本能の奥の奥を犯されるような、心臓を鷲掴みにされるような恐怖が全身を覆い尽くす。
「これほどとは・・・」
ロイクは奥歯を噛み締める。
「ヤベぇな、漏らしそうだ」
冗談のように言うが、アニーシャルカの口調に余裕はみられない。
(死の三姉妹とは、比べ物にならんな)
動きを封じられたバルガスの肌を冷や汗が伝う。意思や精神力ではどうにもならない、原始的恐怖。
捕食者の前で竦み上がる獲物の気分を、全員が味わっている。
「わかるわよ。貴方たちの気持ち」クシャルネディアはアニーシャルカの頬を撫でる。「絶対的な食物連鎖、圧倒的な存在を前に自分が餌に成り下がる恐怖、どうにもならないという絶望・・・恐ろしいわよね」
「オメーみたいな化け物に、わたしたちの気持ちが理解できるとは到底思えねーな」
「貴方たちはドラゴンを知らないものね」
全面戦争を経験した種族は、ある二つの恐怖を経験している。竜血族、そして異種族殲滅用生体兵器。
「私たちの種族の多くは戦争中、ドラゴンに補食されたわ。血魔は奴等にとってたんなる餌でしかなかった。血縁を喰い荒らされ、友を殺され、全てを奪われた。だから私はね、自らが絶対的な捕食者になると決めたのよ。眼に映る全ての種族を餌にするために、ただひたすらに血を求め、血を糧に、血を貪った。そうして数百年が過ぎ、いつしか超越魔物にまで登り詰めていた。弱者でいることは耐え難い苦痛よ。力が必要なの。全てを圧倒する力がね。でなければ」
クシャルネディアは月を見上げ、心の中で呟く。
でなければ『あの人』との誓いを果たせないものね。
彼女の脳裡に残像のような光景が甦る。
両親を喰い殺したドラゴン。
弄ばれる幼少の自分。
苦痛と絶望。
迫り来る死。
ざらついた声。
灰色の髪。
赤い瞳。
【No.11】の刻印。
『強くなって俺を助けてみろ』
クシャルネディアが力を求めた本当の理由は、その言葉の中にある。
血魔とは血に生きる種族だ。まして彼女は【始まりの血】と呼ばれる全ての血魔の起源にして頂点。その祖なる血魔が自らの血に誓いをたてた。それがどれだけの重さを持つのか、他種族には理解できないだろう。真祖の血の誓いは絶対であり、クシャルネディアが滅びるまで消えることはない。

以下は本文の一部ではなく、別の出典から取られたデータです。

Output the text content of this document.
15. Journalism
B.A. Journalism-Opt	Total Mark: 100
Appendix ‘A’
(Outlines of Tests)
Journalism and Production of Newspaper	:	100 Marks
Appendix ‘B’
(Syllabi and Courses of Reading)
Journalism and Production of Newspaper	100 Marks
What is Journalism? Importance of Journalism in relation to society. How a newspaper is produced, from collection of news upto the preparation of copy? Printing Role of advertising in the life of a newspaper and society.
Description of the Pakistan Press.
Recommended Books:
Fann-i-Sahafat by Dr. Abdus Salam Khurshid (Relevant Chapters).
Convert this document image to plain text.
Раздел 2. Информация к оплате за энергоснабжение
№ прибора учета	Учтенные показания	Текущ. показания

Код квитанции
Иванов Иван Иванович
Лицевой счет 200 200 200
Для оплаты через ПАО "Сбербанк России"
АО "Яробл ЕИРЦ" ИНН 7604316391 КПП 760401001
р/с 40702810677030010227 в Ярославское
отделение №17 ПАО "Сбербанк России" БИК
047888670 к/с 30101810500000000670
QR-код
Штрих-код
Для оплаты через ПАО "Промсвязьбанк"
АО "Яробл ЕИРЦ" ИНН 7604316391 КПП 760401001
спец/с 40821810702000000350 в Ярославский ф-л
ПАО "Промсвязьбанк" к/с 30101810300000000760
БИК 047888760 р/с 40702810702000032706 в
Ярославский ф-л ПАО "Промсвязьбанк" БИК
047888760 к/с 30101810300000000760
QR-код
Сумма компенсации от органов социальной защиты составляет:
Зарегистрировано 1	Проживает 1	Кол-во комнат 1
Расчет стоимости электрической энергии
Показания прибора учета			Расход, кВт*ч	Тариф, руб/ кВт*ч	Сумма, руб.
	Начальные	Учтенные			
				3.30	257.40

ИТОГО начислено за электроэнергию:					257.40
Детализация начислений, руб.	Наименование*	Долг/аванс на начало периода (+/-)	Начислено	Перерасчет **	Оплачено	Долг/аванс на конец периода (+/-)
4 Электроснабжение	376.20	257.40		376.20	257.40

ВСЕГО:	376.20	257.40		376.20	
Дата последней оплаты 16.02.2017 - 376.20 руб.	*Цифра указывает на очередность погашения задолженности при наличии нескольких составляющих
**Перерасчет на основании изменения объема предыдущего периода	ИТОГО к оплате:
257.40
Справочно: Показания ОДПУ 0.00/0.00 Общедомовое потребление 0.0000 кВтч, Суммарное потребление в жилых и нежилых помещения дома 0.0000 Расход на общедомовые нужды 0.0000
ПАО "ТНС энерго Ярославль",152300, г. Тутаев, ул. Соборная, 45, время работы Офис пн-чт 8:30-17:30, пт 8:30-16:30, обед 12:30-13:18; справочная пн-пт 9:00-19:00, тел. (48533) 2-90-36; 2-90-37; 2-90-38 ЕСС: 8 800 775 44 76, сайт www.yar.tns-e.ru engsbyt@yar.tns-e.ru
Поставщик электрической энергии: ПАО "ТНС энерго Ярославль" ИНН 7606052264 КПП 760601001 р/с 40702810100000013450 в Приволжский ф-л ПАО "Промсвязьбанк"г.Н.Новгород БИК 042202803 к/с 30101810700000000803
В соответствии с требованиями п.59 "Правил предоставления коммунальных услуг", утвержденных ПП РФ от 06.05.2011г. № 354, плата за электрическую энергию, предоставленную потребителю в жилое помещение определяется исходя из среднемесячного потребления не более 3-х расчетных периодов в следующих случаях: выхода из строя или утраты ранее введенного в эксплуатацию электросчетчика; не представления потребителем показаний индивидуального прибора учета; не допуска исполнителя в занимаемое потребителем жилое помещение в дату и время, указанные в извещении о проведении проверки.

「こうして目の前にして、オメーがとんでもねえ魔物なのは十分わかったぜ。わたし等に勝ち目はねー。だが、アンタの予想通り、こっちにも化け物がいる」重い舌をなんとか動かし、アニーシャルカはあくまで軽口を叩く。「どっちが強いかね」
「それは楽しみね。それで貴女の言う『化け物』は何処にいるの?」
その時、アニーシャルカたちの背後の空間に亀裂が走った。闇棺の闇が漏れだす。裂け目は一瞬で広がり、空間が内側から弾ぜる。同時に男が飛び出す。着地に失敗し、地面を転がる。初老の男だ。血にまみれている。
「姿が見えないと思ったら【永えの檻】で遊んでいたのね、ロートレク」
「クシャルネディア様・・・」
ロートレクはよろよろと立ち上がるも、力が抜けたように崩れ落ち、四つん這いになる。
「ずいぶんと削られたわね。死にかけてるじゃない。一体『何』と遊んでいたの?」
「お気をつけください、クシャルネディア様・・・あれは・・・あれは人間ではありません。かといって我々のような魔物とも違う・・・奴が一体何なのか、私にはわかりません。しかし、間違いなく危険な存在です。奴は」
「逃げるなよ。俺を殺すんだろ?」
亀裂の向こうから、ざらついた声が響いた。